Bochums Uni-AStA fand neues Loch in der Kasse
... Ein Schaden von 100 000 Euro kann durch Hilfe des Rektorats noch verhindert werden. "Das ist der Super-GAU, schlimmer als jede Mensa-Party", sagt Sven Ellmers. "Ohne Hilfe der Verwaltung wären wir zahlungsunfähig." Der neue AStA-Vorsitzende der "Linken Liste", Nachfolger des zurückgetretenen Fabian Ferber, war zwei Tage im Amt, als ihn die Hiobsbotschaft erreichte.

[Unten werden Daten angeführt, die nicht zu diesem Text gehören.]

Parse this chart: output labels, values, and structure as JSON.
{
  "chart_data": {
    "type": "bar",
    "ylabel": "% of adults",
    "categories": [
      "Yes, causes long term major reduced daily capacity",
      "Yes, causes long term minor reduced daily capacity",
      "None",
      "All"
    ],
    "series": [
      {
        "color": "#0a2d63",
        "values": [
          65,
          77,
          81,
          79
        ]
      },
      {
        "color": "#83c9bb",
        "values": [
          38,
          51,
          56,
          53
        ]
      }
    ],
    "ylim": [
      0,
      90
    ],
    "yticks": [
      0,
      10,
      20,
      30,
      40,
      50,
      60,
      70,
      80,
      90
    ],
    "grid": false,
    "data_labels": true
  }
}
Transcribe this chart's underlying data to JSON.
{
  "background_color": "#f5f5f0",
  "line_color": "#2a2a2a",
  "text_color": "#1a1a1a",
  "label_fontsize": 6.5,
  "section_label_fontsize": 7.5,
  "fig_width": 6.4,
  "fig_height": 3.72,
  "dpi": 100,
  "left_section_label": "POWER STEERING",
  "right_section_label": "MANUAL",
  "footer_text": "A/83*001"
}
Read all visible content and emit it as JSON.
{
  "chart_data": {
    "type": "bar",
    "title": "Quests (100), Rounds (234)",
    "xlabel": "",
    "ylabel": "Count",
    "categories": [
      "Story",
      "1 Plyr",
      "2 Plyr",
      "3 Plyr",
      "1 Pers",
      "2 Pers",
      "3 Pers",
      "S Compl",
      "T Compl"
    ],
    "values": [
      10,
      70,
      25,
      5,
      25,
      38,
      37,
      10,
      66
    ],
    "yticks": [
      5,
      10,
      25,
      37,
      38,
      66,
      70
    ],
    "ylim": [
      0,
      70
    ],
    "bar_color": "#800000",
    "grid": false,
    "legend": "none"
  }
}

Die Erhöhung des "Semester-Tickets" des Verkehrsverbunds Rhein-Ruhr (VRR) um 3,26 Euro wurde nicht an die Studierenden weitergegeben. Das Ticket garantiert freie Fahrt in Bussen und Bahnen des Verbandes. Statt des korrekten Preises von 87,12 E wurden nur 83,86 E von den Studierenden eingezogen. Die fehlende 100 000 Euro belasten derzeit die AStA-Kasse.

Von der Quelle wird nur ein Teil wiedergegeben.